На платформах пушки. В ящиках снаряды. Вот бы где темной ночкой костер развести. Много бы шуму наделал. Бензинчику на ящики плеснуть, да колесико зажигалки крутнуть — хороший бы фейерверк получился.
И опять этот офицер с журнальной картинки: прямой, длинноногий — только бы и любоваться им! Смотрит подозрительно. Аким кивнул, уже как знакомому. Не отвечает поручик. Смотрит пристально. Да и пусть его смотрит. Я тоже парень не рябой!

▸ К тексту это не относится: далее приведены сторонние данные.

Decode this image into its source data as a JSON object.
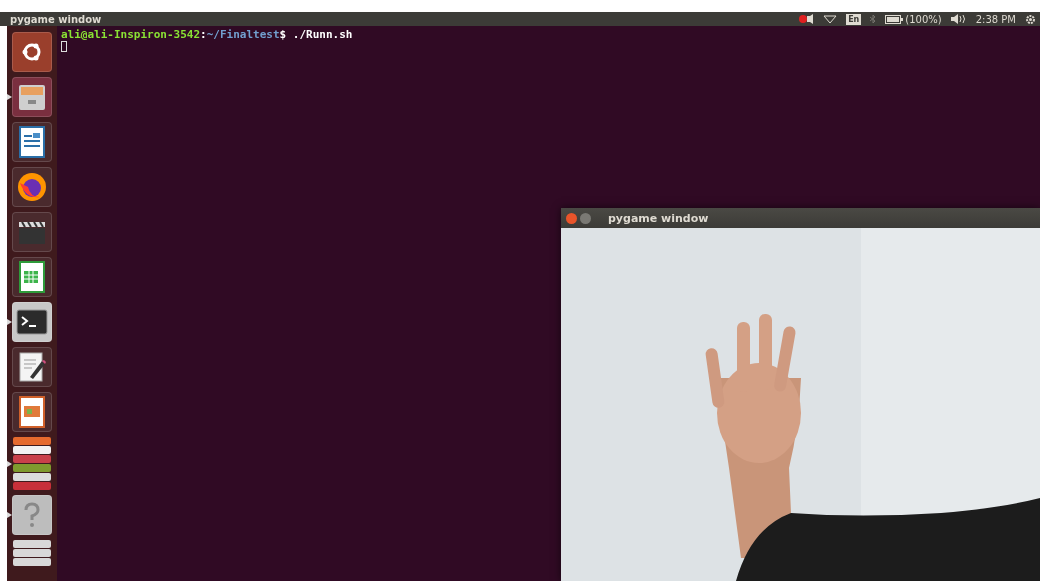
{
  "top_panel": {
    "title": "pygame window",
    "language": "En",
    "battery": "(100%)",
    "time": "2:38 PM"
  },
  "launcher": {
    "items": [
      {
        "kind": "ubuntu",
        "running": false
      },
      {
        "kind": "files",
        "running": true
      },
      {
        "kind": "writer",
        "running": false
      },
      {
        "kind": "firefox",
        "running": false
      },
      {
        "kind": "video",
        "running": false
      },
      {
        "kind": "calc",
        "running": false
      },
      {
        "kind": "terminal",
        "running": true
      },
      {
        "kind": "editor",
        "running": false
      },
      {
        "kind": "impress",
        "running": false
      },
      {
        "kind": "stack",
        "running": true
      },
      {
        "kind": "help",
        "running": true
      },
      {
        "kind": "stack",
        "running": false
      }
    ]
  },
  "terminal": {
    "user": "ali@ali-Inspiron-3542",
    "separator": ":",
    "path": "~/Finaltest",
    "prompt_symbol": "$",
    "command": "./Runn.sh"
  },
  "pygame_window": {
    "title": "pygame window"
  }
}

Проверял буксы: достаточно ли смазки, не тлеет ли пакля? Вообще, это делают работники станции — но здесь их не подпускали. Боятся: вдруг какую бомбу в буксу сунут. Рабочие бастовали во всю, сбивались в боевые дружины от Красноярска до Читы, по всей железной дороге. Почувствовал силу рабочий класс, поняли баре, кто от кого больше зависит! Насчет бомбы в буксу — мысль неплохая. Добыть бы динамиту. Магнезиального. Да по фунту в пару букс.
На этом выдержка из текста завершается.